Consider using something other than canned vegetables because they’re often high in sodium and can contain contaminants like bisphenol-a (BPA). In April 2012, the U.S. Food and Drug Administration (FDA) opted not to ban BPA from food and beverage containers.

To make vegetables easily available, keep a see-through container of raw, cut vegetables in the refrigerator. For a snack or an appetizer, dip raw, crunchy vegetables in olive oil or organic sour cream.

Here are some more tips for working more vegetables into your meal planning:

  • Add steamed chopped vegetables to pasta or rice.

  • Include a salad of mixed greens with your meal at least once per day.

  • Plan some meals around a vegetable main dish, such as vegetable soup or a vegetable stir-fry.

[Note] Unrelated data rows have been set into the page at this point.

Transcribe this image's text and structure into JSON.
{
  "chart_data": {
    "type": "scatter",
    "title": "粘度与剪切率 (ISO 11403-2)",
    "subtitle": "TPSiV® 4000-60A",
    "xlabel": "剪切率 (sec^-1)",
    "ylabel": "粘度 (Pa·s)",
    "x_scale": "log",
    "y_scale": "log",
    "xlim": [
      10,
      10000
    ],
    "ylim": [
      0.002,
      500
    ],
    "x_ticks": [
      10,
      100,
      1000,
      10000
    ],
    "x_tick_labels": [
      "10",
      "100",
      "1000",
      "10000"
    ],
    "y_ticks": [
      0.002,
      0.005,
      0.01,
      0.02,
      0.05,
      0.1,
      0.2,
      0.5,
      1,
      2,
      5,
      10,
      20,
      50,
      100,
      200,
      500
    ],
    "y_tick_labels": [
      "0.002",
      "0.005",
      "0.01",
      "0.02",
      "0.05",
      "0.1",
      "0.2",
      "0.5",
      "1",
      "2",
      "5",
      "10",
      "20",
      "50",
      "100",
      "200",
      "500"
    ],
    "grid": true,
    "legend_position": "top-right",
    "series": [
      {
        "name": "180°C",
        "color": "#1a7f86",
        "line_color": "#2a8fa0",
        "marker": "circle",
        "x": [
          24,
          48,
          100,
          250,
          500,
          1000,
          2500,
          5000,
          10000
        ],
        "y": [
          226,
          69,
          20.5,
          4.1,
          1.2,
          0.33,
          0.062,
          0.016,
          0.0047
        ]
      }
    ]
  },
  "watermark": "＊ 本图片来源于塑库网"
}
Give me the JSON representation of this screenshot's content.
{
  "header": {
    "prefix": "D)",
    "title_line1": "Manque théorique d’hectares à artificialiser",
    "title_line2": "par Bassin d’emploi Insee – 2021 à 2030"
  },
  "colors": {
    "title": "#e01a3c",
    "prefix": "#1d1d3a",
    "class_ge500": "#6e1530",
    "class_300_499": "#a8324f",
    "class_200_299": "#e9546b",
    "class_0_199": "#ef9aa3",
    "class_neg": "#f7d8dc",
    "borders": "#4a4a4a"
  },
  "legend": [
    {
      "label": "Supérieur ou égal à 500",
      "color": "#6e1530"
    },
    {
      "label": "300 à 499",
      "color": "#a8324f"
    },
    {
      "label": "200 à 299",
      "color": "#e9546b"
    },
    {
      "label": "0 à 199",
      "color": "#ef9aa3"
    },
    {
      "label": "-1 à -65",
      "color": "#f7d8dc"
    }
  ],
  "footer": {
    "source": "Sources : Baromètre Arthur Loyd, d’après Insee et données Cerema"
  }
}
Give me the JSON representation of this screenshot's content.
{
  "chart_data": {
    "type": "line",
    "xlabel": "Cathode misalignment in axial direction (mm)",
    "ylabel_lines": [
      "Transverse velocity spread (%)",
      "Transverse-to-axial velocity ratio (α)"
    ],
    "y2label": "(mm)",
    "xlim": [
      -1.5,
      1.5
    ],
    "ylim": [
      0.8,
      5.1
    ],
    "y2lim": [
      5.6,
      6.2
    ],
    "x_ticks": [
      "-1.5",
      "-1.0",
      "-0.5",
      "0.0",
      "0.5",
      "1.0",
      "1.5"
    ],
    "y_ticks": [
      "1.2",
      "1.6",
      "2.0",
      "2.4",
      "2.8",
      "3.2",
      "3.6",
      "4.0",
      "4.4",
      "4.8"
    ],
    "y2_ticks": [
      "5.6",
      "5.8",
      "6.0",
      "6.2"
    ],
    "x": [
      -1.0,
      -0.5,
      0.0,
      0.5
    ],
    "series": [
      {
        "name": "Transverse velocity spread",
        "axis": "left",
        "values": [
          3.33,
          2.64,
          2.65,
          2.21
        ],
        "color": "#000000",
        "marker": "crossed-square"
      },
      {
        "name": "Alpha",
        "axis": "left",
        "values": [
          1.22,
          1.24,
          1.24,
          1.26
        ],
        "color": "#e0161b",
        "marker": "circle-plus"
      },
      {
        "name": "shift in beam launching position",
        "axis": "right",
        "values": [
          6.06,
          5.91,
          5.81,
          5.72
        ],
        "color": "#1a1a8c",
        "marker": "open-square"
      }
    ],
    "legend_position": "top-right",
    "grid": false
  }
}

  • Shred carrots or zucchini into meatloaf, casseroles, and muffins.

Discover satisfying sugar-free beverages

One of the difficulties reported by many sugar addicts is staying away from soda. To transition away from sweetened drinks, you can start incorporating mineral water flavored with fresh citrus or investigate the endless varieties of teas you can brew.

Avoid drinking energy drinks, bottled teas, or sports drinks because they’re usually loaded with sugar (or artificial sweeteners), caffeine, and chemical additives.

An easy way to reduce the frequency of sugar cravings is to make sure that you stay hydrated throughout the day. Make it your goal to drink at least 64 ounces of distilled water or mineral water each day. Use a stainless steel water bottle so you can easily measure and monitor how much water you drink.